Council Wants to Study Lightning Fires
The North Dakota Oil and Gas Research Council voted this week to develop a request for proposals that would look into the reason behind a surge in lightning strikes on saltwater disposal sites.
Lightning strikes have sparked fires at about two dozen disposal sites in the state over the years, but five of those have occurred just this year, according to Lynn Helms, director of the Department of Mineral Resources.
"It was our thought that it would be worthwhile to put together an RFP to ask for research proposals that would look into why there is such a plethora of lightning strikes on disposal wells and particularly fiberglass tanks," Helms said. "What's causing that? If we can get to the bottom of it, then what are potential measures or best management practices that could prevent it?"
The council voted to authorize up to $300,000 for such as study, and would not require a matching private contribution which it typically does for other research grants. Approval of a grant if one is awarded would come from the ND Industrial Commission.
Helms said he's received two proposals from companies that "claim to have the cause and effect all worked out," but doesn't have any basis to determine whether it's accurate. He said the most recent lightning strike was in "a tank battery basically surrounded by steel tanks, and it took the fiberglass tank."
"The incidence of it is growing rapidly, so we're concerned," Helms said. "We anticipate expanding the number of disposals by two or threefold, so we're going to build a whole bunch more targets out there."
Council member Ron Day said the solution may be to avoid or prohibit the use of fiberglass tanks.
"It may have something to do with static buildup," Day said. "When you pass a fluid through fiberglass tanks, it's huge, and as you increase your flow rates, you increase the static buildup."
Helms said there may not be an answer, "maybe it's just a bad year" for lightning strikes.
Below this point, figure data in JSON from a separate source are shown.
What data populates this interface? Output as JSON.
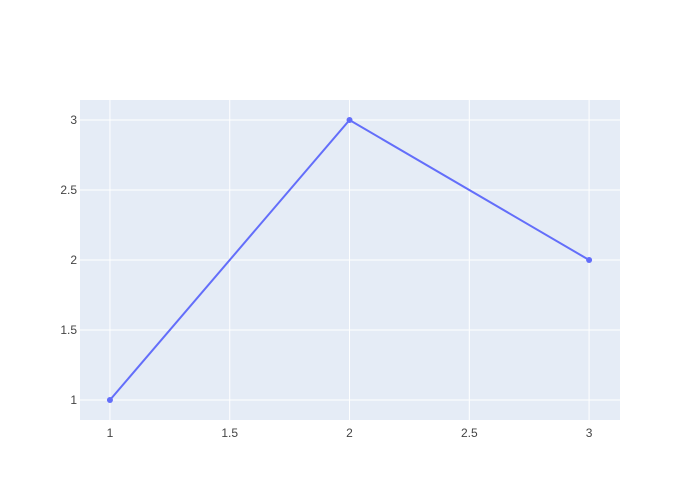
{
  "chart_data": {
    "type": "line",
    "mode": "lines+markers",
    "x": [
      1,
      2,
      3
    ],
    "y": [
      1,
      3,
      2
    ],
    "xlim": [
      0.875,
      3.129
    ],
    "ylim": [
      0.857,
      3.143
    ],
    "xticks": [
      "1",
      "1.5",
      "2",
      "2.5",
      "3"
    ],
    "xtick_values": [
      1,
      1.5,
      2,
      2.5,
      3
    ],
    "yticks": [
      "1",
      "1.5",
      "2",
      "2.5",
      "3"
    ],
    "ytick_values": [
      1,
      1.5,
      2,
      2.5,
      3
    ],
    "title": "",
    "xlabel": "",
    "ylabel": "",
    "grid": true,
    "colors": {
      "line": "#636efa",
      "plot_bg": "#e5ecf6",
      "grid": "#ffffff"
    }
  }
}
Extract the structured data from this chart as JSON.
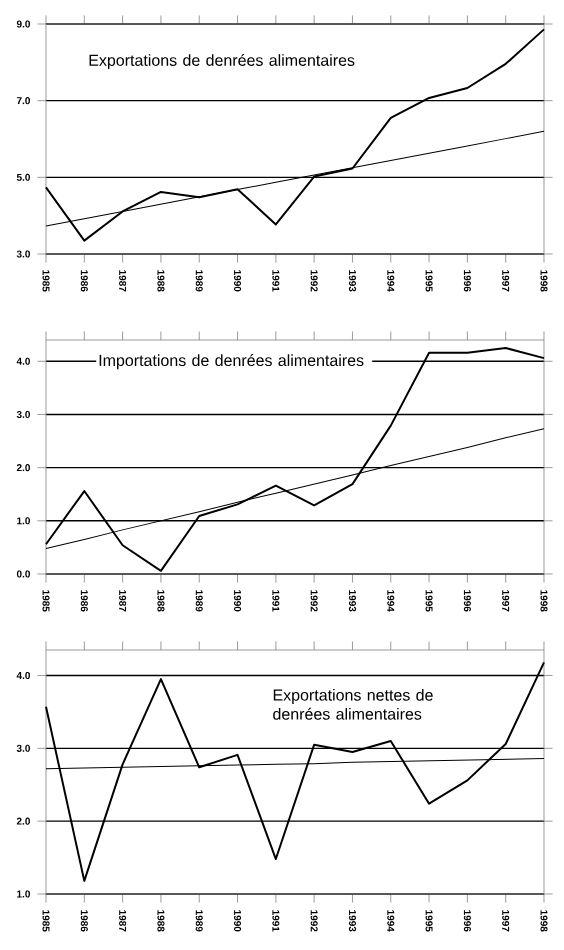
{
  "chart_data": [
    {
      "type": "line",
      "title": "Exportations de denrées alimentaires",
      "x": [
        1985,
        1986,
        1987,
        1988,
        1989,
        1990,
        1991,
        1992,
        1993,
        1994,
        1995,
        1996,
        1997,
        1998
      ],
      "xlim": [
        1985,
        1998
      ],
      "xticks": [
        1985,
        1986,
        1987,
        1988,
        1989,
        1990,
        1991,
        1992,
        1993,
        1994,
        1995,
        1996,
        1997,
        1998
      ],
      "ylim": [
        3,
        9
      ],
      "yticks": [
        {
          "value": 3,
          "label": "3.0"
        },
        {
          "value": 5,
          "label": "5.0"
        },
        {
          "value": 7,
          "label": "7.0"
        },
        {
          "value": 9,
          "label": "9.0"
        }
      ],
      "grid": "y",
      "series": [
        {
          "color": "#000000",
          "values": [
            4.74,
            3.35,
            4.11,
            4.62,
            4.48,
            4.69,
            3.77,
            5.02,
            5.23,
            6.55,
            7.07,
            7.33,
            7.96,
            8.86
          ]
        },
        {
          "color": "#000000",
          "values": [
            3.73,
            3.92,
            4.11,
            4.3,
            4.49,
            4.68,
            4.87,
            5.06,
            5.25,
            5.44,
            5.63,
            5.82,
            6.01,
            6.2
          ]
        }
      ]
    },
    {
      "type": "line",
      "title": "Importations de denrées alimentaires",
      "x": [
        1985,
        1986,
        1987,
        1988,
        1989,
        1990,
        1991,
        1992,
        1993,
        1994,
        1995,
        1996,
        1997,
        1998
      ],
      "xlim": [
        1985,
        1998
      ],
      "xticks": [
        1985,
        1986,
        1987,
        1988,
        1989,
        1990,
        1991,
        1992,
        1993,
        1994,
        1995,
        1996,
        1997,
        1998
      ],
      "ylim": [
        0,
        4.4
      ],
      "yticks": [
        {
          "value": 0,
          "label": "0.0"
        },
        {
          "value": 1,
          "label": "1.0"
        },
        {
          "value": 2,
          "label": "2.0"
        },
        {
          "value": 3,
          "label": "3.0"
        },
        {
          "value": 4,
          "label": "4.0"
        }
      ],
      "grid": "y",
      "series": [
        {
          "color": "#000000",
          "values": [
            0.56,
            1.56,
            0.54,
            0.06,
            1.09,
            1.31,
            1.66,
            1.29,
            1.69,
            2.79,
            4.16,
            4.16,
            4.25,
            4.06
          ]
        },
        {
          "color": "#000000",
          "values": [
            0.48,
            0.65,
            0.83,
            1.0,
            1.17,
            1.35,
            1.52,
            1.69,
            1.86,
            2.04,
            2.21,
            2.38,
            2.56,
            2.73
          ]
        }
      ]
    },
    {
      "type": "line",
      "title": "Exportations nettes de denrées alimentaires",
      "x": [
        1985,
        1986,
        1987,
        1988,
        1989,
        1990,
        1991,
        1992,
        1993,
        1994,
        1995,
        1996,
        1997,
        1998
      ],
      "xlim": [
        1985,
        1998
      ],
      "xticks": [
        1985,
        1986,
        1987,
        1988,
        1989,
        1990,
        1991,
        1992,
        1993,
        1994,
        1995,
        1996,
        1997,
        1998
      ],
      "ylim": [
        1,
        4.35
      ],
      "yticks": [
        {
          "value": 1,
          "label": "1.0"
        },
        {
          "value": 2,
          "label": "2.0"
        },
        {
          "value": 3,
          "label": "3.0"
        },
        {
          "value": 4,
          "label": "4.0"
        }
      ],
      "grid": "y",
      "series": [
        {
          "color": "#000000",
          "values": [
            3.57,
            1.18,
            2.78,
            3.95,
            2.74,
            2.91,
            1.48,
            3.05,
            2.95,
            3.1,
            2.24,
            2.56,
            3.06,
            4.18
          ]
        },
        {
          "color": "#000000",
          "values": [
            2.72,
            2.73,
            2.74,
            2.75,
            2.76,
            2.77,
            2.78,
            2.79,
            2.81,
            2.82,
            2.83,
            2.84,
            2.85,
            2.86
          ]
        }
      ]
    }
  ]
}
He noted that lightning had recently struck the DMR building in Bismarck, knocking out its handicap door opener.
OGRC Endorses WDEA's Wise Roads Project
Members of the Oil and Gas Research Council voted this week to recommend approval of a $250,000 grant application submitted by WDEA for its Wise Roads weather station project.
Wise Roads (Weather Information System to Effectively Reduce Oilfield Delays and Disruption) is being developed in partnership with the North Dakota Ag Weather Network (
) at NDSU. The project is a response to concerns expressed by the oil industry that weight limit restrictions placed on gravel roads after rain events covered more roads than necessary. The idea is to install weather monitoring stations throughout the oil-producing counties to provide local governments with weather information, especially precipitation data, to help guide road restriction decisions.
The grant request now goes to the North Dakota Industrial Commission for its consideration. WDEA has already committed $250,000 to the project, installed 10 new weather stations in late June, and plans to install 15 more this fall. If NDIC approves the grant, WDEA will be able to double the scope of Wise Roads, adding 25 more western North Dakota weather stations next spring and summer.